Remember the days before the Affordable Care Act when reimportation was one of the biggest healthcare controversies? Consumer groups argued that pharmaceutical drugs were cheaper in Canada than in the U.S., so patients should be allowed to import prescription drugs from our northern neighbor.
Today’s First Circuit Court of Appeals appellant had a similarly industrious plan, except that he was part of a conspiracy to import marijuana from Canada for re-sale in Maine.
Raymond Fogg, Jr. was convicted of conspiracy to possess with intent to distribute marijuana. The gist of the scheme was that a kingpin, Michael Pelletier, paid associates to transport marijuana from Canada by swimming the contraband across the St. John River near Madawaska, Maine. (We appreciate the irony of employing swimmers as runners.) The marijuana was then distributed to various customers for their use or sale.
Fogg was one of those customers.
At trial, Fogg was convicted based on the testimony of three witnesses, who claimed that the Pelletier had made statements implicating Fogg and had even written a note detailing Fogg's involvement.
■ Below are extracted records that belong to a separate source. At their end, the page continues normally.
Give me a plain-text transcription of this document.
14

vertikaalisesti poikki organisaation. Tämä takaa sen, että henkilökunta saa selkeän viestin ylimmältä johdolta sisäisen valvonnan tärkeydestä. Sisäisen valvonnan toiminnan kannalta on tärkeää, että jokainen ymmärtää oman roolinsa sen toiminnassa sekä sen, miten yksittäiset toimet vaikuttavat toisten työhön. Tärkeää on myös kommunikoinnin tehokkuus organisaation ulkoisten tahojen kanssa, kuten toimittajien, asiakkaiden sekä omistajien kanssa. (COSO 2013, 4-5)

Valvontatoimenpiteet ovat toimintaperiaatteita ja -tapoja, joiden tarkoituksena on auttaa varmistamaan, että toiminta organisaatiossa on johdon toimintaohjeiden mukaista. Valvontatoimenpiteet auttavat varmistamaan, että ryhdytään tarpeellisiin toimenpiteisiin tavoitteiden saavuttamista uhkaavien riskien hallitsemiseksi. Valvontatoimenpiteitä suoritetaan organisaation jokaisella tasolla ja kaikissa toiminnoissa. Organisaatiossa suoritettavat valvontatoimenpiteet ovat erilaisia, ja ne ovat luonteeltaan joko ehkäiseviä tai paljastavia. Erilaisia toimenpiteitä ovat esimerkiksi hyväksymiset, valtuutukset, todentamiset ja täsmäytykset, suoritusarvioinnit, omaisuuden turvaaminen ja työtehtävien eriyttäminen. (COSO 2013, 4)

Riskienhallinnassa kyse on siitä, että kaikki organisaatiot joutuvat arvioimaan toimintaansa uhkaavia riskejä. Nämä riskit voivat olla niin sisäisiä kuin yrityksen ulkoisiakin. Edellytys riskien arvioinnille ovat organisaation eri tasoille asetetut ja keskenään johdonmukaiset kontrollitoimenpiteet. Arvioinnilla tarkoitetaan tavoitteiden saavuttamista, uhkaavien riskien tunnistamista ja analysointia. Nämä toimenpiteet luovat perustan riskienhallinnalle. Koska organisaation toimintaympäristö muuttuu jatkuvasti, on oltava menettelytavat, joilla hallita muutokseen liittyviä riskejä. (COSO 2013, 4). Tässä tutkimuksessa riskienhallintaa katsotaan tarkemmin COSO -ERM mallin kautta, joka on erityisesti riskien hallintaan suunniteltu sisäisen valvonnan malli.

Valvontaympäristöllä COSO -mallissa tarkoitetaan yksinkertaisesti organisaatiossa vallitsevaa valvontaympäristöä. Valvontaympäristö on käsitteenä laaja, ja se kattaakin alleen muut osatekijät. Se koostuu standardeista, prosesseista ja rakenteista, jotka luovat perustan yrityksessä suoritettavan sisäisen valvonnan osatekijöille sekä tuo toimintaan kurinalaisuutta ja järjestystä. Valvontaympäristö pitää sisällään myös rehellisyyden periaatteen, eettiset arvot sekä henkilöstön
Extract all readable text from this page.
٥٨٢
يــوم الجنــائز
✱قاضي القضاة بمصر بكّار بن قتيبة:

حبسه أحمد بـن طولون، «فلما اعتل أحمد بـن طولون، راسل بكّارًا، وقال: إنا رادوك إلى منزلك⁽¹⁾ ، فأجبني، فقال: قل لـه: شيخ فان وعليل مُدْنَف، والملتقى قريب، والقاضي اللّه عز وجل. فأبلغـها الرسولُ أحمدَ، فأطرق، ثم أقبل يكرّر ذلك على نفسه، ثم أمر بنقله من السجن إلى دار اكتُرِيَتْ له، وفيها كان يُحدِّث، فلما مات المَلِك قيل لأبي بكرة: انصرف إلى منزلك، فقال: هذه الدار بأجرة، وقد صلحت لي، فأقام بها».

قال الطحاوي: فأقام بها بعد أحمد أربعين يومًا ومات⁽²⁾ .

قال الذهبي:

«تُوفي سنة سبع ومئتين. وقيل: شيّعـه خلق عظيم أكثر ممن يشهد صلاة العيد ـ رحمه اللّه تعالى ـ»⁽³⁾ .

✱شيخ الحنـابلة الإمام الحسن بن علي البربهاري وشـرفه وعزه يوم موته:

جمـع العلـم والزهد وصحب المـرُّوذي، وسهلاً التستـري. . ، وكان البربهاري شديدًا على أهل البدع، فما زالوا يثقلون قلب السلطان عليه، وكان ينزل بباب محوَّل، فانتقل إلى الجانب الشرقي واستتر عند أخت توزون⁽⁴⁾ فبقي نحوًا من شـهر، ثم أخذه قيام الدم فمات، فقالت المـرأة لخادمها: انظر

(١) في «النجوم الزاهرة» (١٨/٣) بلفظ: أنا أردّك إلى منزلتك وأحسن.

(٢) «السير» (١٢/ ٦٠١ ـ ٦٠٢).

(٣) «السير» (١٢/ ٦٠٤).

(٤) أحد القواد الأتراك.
All of the testimony was admitted without objection. On appeal, Fogg claimed it was inadmissible hearsay.
Reviewing the statements for plain error, the First Circuit Court of Appeals found that two of the witness' statement were admissible because they had been made in furtherance of the conspiracy. The court upheld the testimony from the third witness, who had attempted to thwart the conspiracy, as a statement against interests.
The First Circuit Court of Appeals will not rescue an appellant from the testimony his attorney silently allowed into evidence. Object to hearsay at trial, and force opposing counsel to articulate why such statements qualify as admissible hearsay.